Ogni volta che in Francia succede qualcosa, qualsiasi cosa, il commento più diffuso tra gli italiani, quasi bisbigliato, suona pressappoco: “Saranno pure antipatici, però i francesi…” E in quei tre punti di sospensione sta tutto il taciuto complesso che proviamo nei loro confronti. Di recente è andata così quando Macron ha arginato la Le Pen, quando Mbappé e Pogba hanno vinto i Mondiali che noi guardavamo belli bianchi dal divano, e capita così oggi che i gilet gialli invadono le piazze e incendiano le strade.
Le Pen, Mbappè, gilet. Forse è una questione di suoni. Le parole francesi salgono fino alla fine; quelle italiane, proprio sul più bello, si ammosciano. Le loro sono tronche; le nostre, in buona parte, piane: un concerto di coiti interrotti. Buonasèèèra amòòòre – ci scimmiottano gli stranieri. Il tono sulla penultima sillaba è un accento che non ce l’ha fatta. Tutto ciò non rispecchia necessariamente la realtà, è marketing fonetico. Noi abbiamo avuto l’Impero Romano: da qui, qualche rara sdrucciola, così lontano che ormai l’entusiasmo è arretrato sulla terzultima. La penultima rappresenta il Rinascimento, l’accento del cigno. Allora ripetiamo la cantilena del furto della Gioconda, uno dei simboli universali di quell’epoca, l’ultima in cui abbiamo influito significativamente sul corso della Storia.
Viene da pensare a quel quadro come a un falso, che i francesi si sono inventati giusto per sbeffeggiare le nostre recriminazioni gesticolanti. Noi ci sentiamo un popolo decrepito, un avanzo di bellezza. Per i francesi, crediamo, la Rivoluzione è ancora tutta lì, nel motto d’orgoglio che chiude ogni loro pronuncia. E noi li ascoltiamo con ammirato livore: non si rendono conto che ormai è bella che fatta anche per la Grandeur? Sciocchi, eroici Francesi. Li ascoltiamo con la rabbia per un popolo che sentiamo simile al nostro ma che, a differenza del nostro, crediamo capace di andare fino in fondo al proprio destino. Se l’Europa fosse in grado di inscenare ancora una qualche tragedia in grande stile lo farebbe a ovest delle Alpi. La Penisola è da decenni un palcoscenico da operetta. In fondo, ci diciamo, l’Italia non esploderà mai. Al massimo, di un’esplosione, immaginiamo la parodia: un tizio che fa scoppiare un minicicciolo mentre urla bum a squarciagola, poi bisognerà raccogliere i resti, spiegare che si scherzava, e tutto ricomincerà daccapo.

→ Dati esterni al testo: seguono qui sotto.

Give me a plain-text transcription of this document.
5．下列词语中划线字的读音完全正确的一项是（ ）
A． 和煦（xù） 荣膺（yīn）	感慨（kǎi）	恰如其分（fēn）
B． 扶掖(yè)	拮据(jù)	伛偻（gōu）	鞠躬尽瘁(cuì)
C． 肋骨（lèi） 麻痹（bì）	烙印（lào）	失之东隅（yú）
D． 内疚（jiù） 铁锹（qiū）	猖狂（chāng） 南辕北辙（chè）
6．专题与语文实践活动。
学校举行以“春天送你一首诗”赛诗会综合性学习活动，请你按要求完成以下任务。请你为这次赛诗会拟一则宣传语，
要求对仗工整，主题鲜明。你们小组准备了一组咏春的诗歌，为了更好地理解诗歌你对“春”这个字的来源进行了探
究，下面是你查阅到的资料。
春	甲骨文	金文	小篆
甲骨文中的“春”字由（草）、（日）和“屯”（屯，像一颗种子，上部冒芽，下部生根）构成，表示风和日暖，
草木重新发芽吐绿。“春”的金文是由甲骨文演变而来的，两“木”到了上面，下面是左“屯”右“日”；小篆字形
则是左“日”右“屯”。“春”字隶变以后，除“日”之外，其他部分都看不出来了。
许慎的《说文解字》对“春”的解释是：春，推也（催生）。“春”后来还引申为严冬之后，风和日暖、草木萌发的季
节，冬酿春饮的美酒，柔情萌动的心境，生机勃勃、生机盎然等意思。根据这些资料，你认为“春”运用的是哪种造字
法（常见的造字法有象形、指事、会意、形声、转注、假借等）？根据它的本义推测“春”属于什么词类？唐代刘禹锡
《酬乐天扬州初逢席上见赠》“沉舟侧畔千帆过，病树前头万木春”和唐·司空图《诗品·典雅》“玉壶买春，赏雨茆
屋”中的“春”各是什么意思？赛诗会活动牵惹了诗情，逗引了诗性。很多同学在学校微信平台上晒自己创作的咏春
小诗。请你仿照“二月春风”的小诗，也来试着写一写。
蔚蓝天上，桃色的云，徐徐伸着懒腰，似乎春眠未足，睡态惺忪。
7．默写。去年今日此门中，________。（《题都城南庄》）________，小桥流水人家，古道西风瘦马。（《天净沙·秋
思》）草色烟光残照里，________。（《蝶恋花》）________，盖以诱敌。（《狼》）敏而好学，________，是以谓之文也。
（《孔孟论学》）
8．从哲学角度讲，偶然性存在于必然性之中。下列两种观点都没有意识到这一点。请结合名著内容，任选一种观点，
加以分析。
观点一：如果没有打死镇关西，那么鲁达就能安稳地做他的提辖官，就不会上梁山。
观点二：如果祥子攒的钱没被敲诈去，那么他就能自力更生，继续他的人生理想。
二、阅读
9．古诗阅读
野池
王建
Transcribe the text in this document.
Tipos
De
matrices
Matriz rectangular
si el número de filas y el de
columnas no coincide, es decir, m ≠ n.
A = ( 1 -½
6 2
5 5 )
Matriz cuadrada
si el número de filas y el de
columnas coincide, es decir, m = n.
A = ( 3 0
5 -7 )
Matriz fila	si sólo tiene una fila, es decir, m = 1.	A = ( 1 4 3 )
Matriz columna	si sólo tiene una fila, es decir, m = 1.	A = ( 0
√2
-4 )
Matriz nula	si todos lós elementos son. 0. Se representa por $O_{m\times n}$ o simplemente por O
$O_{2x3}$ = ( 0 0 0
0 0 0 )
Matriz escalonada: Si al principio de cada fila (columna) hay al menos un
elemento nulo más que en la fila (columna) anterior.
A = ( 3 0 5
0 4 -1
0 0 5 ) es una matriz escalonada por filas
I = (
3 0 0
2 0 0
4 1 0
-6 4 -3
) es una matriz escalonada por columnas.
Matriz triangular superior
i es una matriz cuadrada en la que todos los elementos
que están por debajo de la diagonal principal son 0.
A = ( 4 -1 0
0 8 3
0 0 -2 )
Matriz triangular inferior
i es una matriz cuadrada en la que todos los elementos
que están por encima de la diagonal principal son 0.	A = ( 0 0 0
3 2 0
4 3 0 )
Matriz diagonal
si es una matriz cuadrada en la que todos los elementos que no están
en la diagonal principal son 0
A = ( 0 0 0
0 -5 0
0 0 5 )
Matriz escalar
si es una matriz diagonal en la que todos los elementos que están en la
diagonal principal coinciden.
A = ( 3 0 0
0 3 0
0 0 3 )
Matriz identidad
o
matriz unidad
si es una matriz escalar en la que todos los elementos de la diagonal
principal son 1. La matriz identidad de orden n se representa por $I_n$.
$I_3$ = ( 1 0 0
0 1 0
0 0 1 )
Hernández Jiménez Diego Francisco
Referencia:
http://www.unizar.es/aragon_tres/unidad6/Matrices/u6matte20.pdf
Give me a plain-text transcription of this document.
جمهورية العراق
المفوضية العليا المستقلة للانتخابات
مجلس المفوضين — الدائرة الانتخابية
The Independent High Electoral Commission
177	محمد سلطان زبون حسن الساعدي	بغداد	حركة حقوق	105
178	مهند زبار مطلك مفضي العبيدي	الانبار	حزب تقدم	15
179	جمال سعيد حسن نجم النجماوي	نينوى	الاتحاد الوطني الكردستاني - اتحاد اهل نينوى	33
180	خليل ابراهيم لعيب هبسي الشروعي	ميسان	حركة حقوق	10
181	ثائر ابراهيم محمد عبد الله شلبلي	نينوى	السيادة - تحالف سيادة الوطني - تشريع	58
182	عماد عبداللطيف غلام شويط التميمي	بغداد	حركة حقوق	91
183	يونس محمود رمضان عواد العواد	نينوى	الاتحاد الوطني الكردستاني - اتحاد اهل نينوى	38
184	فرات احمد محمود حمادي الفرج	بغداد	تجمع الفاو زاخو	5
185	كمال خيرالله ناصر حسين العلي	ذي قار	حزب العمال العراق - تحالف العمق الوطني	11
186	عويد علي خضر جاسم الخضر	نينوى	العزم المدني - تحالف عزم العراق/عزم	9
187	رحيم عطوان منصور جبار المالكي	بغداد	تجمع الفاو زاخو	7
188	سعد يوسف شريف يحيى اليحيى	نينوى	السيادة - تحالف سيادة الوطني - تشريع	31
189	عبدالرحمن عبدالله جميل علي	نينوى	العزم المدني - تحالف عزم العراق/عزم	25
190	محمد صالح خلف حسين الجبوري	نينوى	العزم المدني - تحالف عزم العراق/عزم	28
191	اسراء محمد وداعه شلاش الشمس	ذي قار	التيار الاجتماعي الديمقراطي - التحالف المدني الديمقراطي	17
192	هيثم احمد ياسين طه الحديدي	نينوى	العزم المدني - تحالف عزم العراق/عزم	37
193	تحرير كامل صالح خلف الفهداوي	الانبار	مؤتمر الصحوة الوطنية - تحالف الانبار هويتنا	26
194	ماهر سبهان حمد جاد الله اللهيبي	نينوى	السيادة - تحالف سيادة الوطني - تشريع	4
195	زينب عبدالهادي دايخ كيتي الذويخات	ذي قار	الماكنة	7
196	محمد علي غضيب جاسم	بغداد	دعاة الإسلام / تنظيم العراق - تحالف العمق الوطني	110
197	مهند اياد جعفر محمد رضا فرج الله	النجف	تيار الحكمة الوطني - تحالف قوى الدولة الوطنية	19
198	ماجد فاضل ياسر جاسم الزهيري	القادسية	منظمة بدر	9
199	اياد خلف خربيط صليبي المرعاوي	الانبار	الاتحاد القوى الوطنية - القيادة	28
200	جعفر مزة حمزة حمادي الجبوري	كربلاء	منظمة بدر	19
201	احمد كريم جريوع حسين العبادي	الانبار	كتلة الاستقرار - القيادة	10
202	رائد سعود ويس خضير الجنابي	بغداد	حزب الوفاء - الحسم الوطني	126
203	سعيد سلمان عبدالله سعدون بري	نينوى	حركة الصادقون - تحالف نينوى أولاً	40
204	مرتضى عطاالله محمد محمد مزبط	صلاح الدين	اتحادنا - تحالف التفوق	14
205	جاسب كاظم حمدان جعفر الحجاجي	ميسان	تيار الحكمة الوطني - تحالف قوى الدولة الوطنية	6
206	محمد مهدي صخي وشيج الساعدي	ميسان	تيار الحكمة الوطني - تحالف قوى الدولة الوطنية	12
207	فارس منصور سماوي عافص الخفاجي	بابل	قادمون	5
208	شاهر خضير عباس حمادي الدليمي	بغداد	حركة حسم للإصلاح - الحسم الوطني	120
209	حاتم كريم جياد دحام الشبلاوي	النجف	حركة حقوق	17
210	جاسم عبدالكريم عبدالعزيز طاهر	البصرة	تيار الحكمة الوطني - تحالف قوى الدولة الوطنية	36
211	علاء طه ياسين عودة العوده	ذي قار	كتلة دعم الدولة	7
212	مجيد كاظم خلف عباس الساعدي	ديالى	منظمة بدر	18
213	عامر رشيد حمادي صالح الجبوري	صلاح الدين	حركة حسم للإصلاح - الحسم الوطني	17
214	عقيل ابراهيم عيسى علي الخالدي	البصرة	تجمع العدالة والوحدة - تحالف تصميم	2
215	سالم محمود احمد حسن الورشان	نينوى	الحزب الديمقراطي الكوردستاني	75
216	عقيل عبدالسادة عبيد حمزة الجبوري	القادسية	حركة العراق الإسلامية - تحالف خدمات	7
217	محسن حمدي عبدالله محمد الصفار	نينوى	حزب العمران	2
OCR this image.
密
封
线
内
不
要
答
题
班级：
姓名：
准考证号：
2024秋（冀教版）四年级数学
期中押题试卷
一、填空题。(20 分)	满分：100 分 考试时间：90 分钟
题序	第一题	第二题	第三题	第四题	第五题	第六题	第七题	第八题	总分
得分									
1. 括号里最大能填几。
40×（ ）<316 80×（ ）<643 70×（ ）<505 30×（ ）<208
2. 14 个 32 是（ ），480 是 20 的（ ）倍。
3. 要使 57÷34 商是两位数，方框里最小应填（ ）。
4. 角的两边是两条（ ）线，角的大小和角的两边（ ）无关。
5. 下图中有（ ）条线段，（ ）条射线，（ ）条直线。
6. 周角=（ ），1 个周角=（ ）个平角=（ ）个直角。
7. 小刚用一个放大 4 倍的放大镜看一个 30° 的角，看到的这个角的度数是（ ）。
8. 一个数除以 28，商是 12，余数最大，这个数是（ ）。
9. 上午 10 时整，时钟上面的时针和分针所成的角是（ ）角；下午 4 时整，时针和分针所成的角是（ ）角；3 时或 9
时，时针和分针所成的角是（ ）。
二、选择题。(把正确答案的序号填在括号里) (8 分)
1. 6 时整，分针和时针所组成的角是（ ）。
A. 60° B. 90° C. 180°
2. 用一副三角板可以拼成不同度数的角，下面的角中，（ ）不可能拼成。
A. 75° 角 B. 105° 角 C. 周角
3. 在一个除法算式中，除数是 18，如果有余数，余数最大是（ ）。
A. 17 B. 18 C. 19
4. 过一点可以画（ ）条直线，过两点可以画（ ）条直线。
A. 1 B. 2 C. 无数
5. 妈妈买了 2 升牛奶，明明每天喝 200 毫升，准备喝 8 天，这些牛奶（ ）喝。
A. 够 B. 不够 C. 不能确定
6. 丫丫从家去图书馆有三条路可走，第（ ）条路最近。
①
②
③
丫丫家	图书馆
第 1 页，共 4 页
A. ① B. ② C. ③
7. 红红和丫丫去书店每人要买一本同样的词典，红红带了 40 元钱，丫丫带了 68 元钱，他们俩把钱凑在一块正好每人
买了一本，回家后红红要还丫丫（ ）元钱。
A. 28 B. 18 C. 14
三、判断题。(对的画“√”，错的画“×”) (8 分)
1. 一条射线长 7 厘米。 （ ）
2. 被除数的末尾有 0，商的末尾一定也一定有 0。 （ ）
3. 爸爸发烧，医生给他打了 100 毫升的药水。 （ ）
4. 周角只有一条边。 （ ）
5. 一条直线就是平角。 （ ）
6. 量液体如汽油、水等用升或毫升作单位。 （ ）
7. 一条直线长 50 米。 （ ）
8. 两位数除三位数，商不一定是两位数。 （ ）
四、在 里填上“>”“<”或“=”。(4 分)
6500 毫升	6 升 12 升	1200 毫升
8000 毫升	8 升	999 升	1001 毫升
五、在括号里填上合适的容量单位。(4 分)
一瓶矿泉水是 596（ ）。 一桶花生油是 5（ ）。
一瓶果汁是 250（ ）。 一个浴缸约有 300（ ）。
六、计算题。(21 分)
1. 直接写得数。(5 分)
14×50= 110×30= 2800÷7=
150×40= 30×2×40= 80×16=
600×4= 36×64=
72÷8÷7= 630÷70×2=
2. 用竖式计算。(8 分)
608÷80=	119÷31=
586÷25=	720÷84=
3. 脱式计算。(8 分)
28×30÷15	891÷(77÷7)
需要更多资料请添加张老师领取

Basta guardare l’espressione con cui nello spogliatoio del calcetto un francese in boxer guarda un italiano in slip, capo inconcepibile per i transalpini. “Voilà, les italiens” sta a significare la sua boccuccia accartocciata. Noi non riusciamo a capacitarci di come una nazione europea possa trovarsi ancora al di qua del ridicolo. Per noi tutto è ridicolo. Non è sufficiente nascondere la sagoma dei genitali e il pallore peloso delle cosce dietro lembi di cotone per salvarsi dalla condanna alla commedia. E allora tanto vale goderselo, il ruolo della caricatura che prima o poi i secoli riservano a tutti i popoli.
Perché che cos’è un vecchio, così instabile sulle due sole zampe secche, se non la caricatura di un essere umano? L’Orlando Furioso sta ai cicli cavallereschi bretoni e carolingi come gli spaghetti-western stanno all’epica di John Ford. L’abbiamo visto troppe volte dove va a finire l’epica, per crederci ancora veramente senza sentirci idioti. Magari fingiamo di crederci, dato che il tempo storico andrà pure riempito in qualche modo, ma sotto sotto ci diamo di gomito e pensiamo: la solita pagliacciata. Così ai nostri cugini invidiamo la fede nella possibilità di futuro, che invece noi crediamo di riconoscere come il solito vecchio presente con un accento di bellezza sull’ultima sillaba.